Grave concerns over Tipperary County Council stance on cemetery fees in Cashel

Grave concerns over Tipperary County Council stance on cemetery fees in Cashel

Grave concerns over Tipperary County Council stance on cemetery fees in Cashel

Tipperary County Council has been called on to rethink its policy of looking for money upfront for burials in the Cashel area.

The call comes after Sinn Féin TD Martin Browne said that the policy would put pressure on grieving families and transfers undue responsibility for ensuring payment to undertakers - Browne

Both Deputy Browne and Cllr Tony Black have urged the council to revisit a recent demand it has made which places responsibility on undertakers to ensure payment of burial and grave fees to the local authority in respect of Cormac’s Cemetery, Cashel.
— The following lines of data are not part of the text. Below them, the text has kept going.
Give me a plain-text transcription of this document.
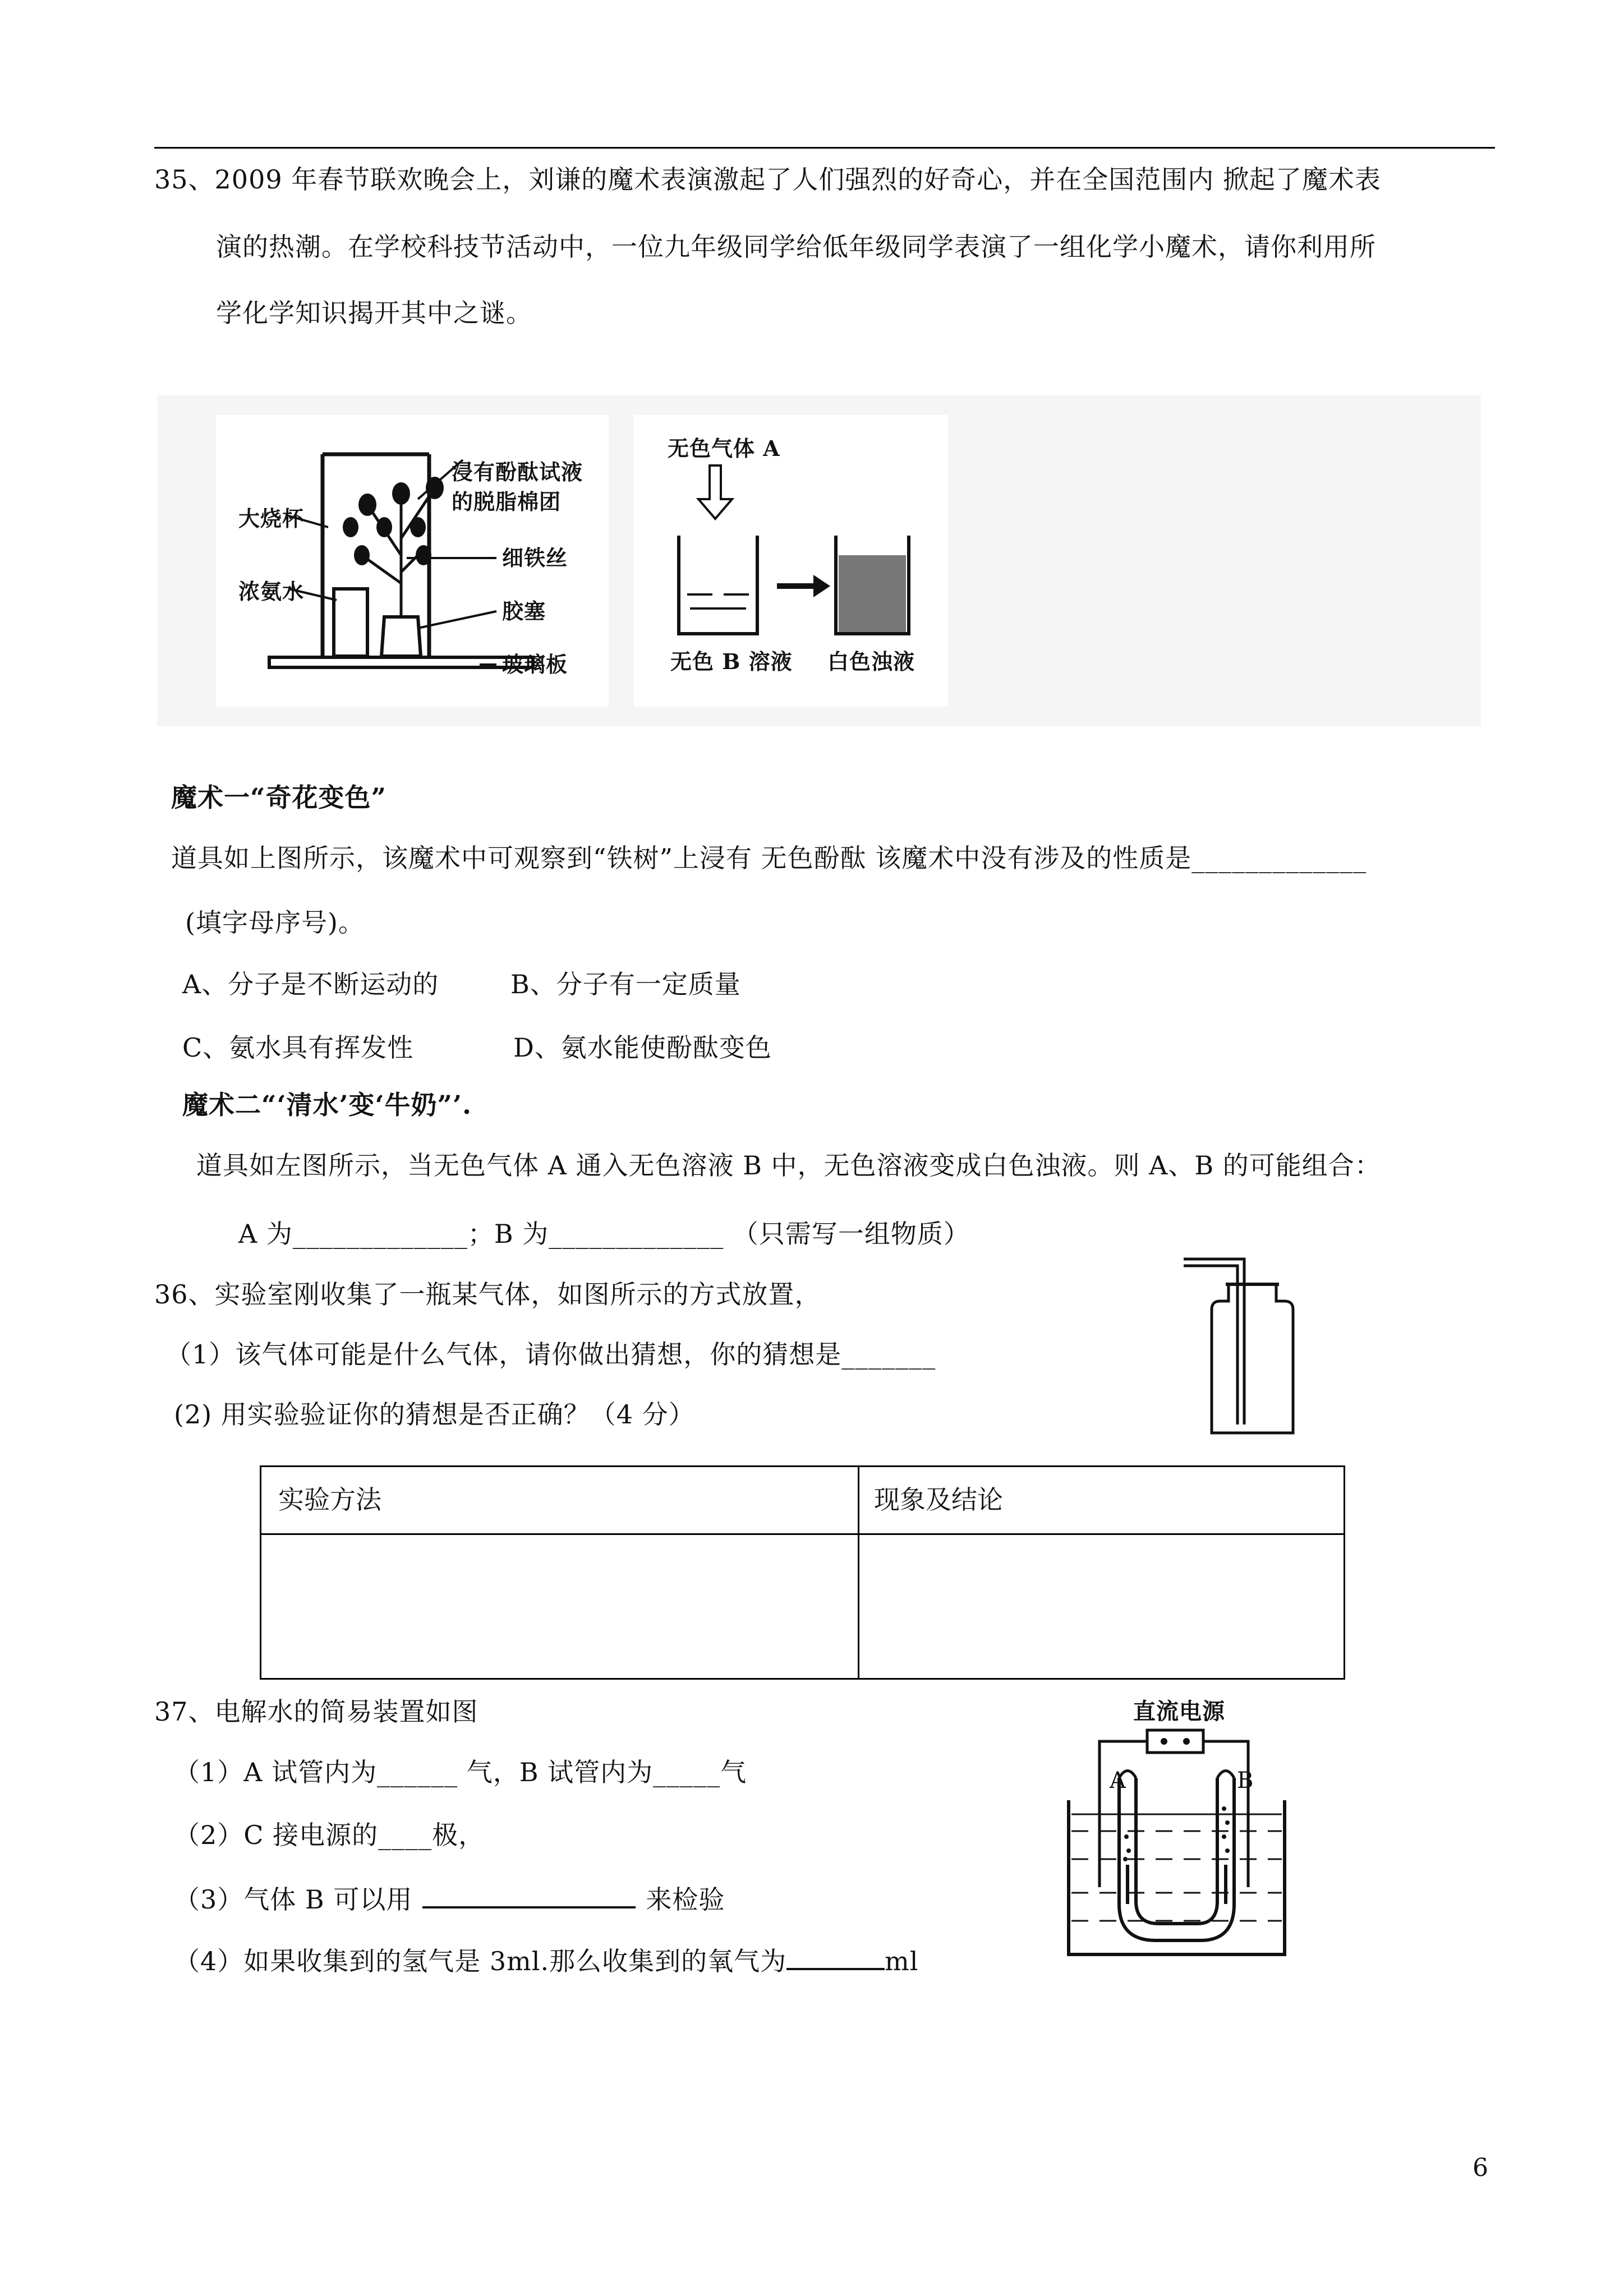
35、2009 年春节联欢晚会上，刘谦的魔术表演激起了人们强烈的好奇心，并在全国范围内 掀起了魔术表
演的热潮。在学校科技节活动中，一位九年级同学给低年级同学表演了一组化学小魔术，请你利用所
学化学知识揭开其中之谜。
大烧杯
浓氨水
浸有酚酞试液
的脱脂棉团
细铁丝
胶塞
玻璃板
无色气体 A
无色 B 溶液 白色浊液
魔术一“奇花变色”
道具如上图所示，该魔术中可观察到“铁树”上浸有 无色酚酞 该魔术中没有涉及的性质是_____________
(填字母序号)。
A、分子是不断运动的	B、分子有一定质量
C、氨水具有挥发性	D、氨水能使酚酞变色
魔术二“‘清水’变‘牛奶”’.
道具如左图所示，当无色气体 A 通入无色溶液 B 中，无色溶液变成白色浊液。则 A、B 的可能组合：
A 为_____________；B 为_____________ （只需写一组物质）
36、实验室刚收集了一瓶某气体，如图所示的方式放置，
（1）该气体可能是什么气体，请你做出猜想，你的猜想是_______
(2) 用实验验证你的猜想是否正确？（4 分）
实验方法	现象及结论
37、电解水的简易装置如图
（1）A 试管内为______ 气，B 试管内为_____气
（2）C 接电源的____极，
（3）气体 B 可以用	来检验
（4）如果收集到的氢气是 3ml.那么收集到的氧气为	ml
直流电源
A	B
6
They said that they had both seen a letter sent from the council telling undertakers that they will be fully responsible for ensuring that Cashel cemetery bylaws ordering that no order for internment was to be issued until all fees and charges payable to the council had been fully discharged in advance.

However, they understand that this is to apply across the Tipperary / Cahir / Cashel Municipal District.

“This is due to what the council said is ‘the amount of bad debts incurred by the council and fees that are not being paid in a timely manner’, involving burial fees and grave costs,” they said.

The two public representatives said that the council had told undertakers that from now on, these fees must be paid in advance.

“It goes on to say that if the undertaker is not agreeable to paying this in advance on behalf of the families of the deceased, that it is the responsibility of the undertaker to ensure that the family do so. The council notes that this can be done by electronic transfer if a burial is taking place ‘at weekends’ or ‘outside of office hours’,” they said. “Otherwise they will have to tell families that their loved one’s funerals can’t take place.”

Deputy Browne said that while he understood that the council was suffering some loss in relation to unpaid fees, it was wrong to effectively transfer responsibility to the undertakers to ensure debts owed to the council were paid ahead of burial.

“This level of inflexibility on the part of the local authority is also likely to put financial pressures to the forefront for bereaved families going through the first and particularly difficult stages of the grieving process,” he said.

Deputy Browne pointed out that wills and insurance policies were often relied upon to pay these costs, but these often take a number of weeks, if not months to conclude.

Cllr Black said that the emotional impact of a bereavement on families must be considered.

“This will add to the pressures on the bereaved families, while it could also have an impact on the unique and personal relationships that undertakers and funeral directors must foster with their clients,” he said.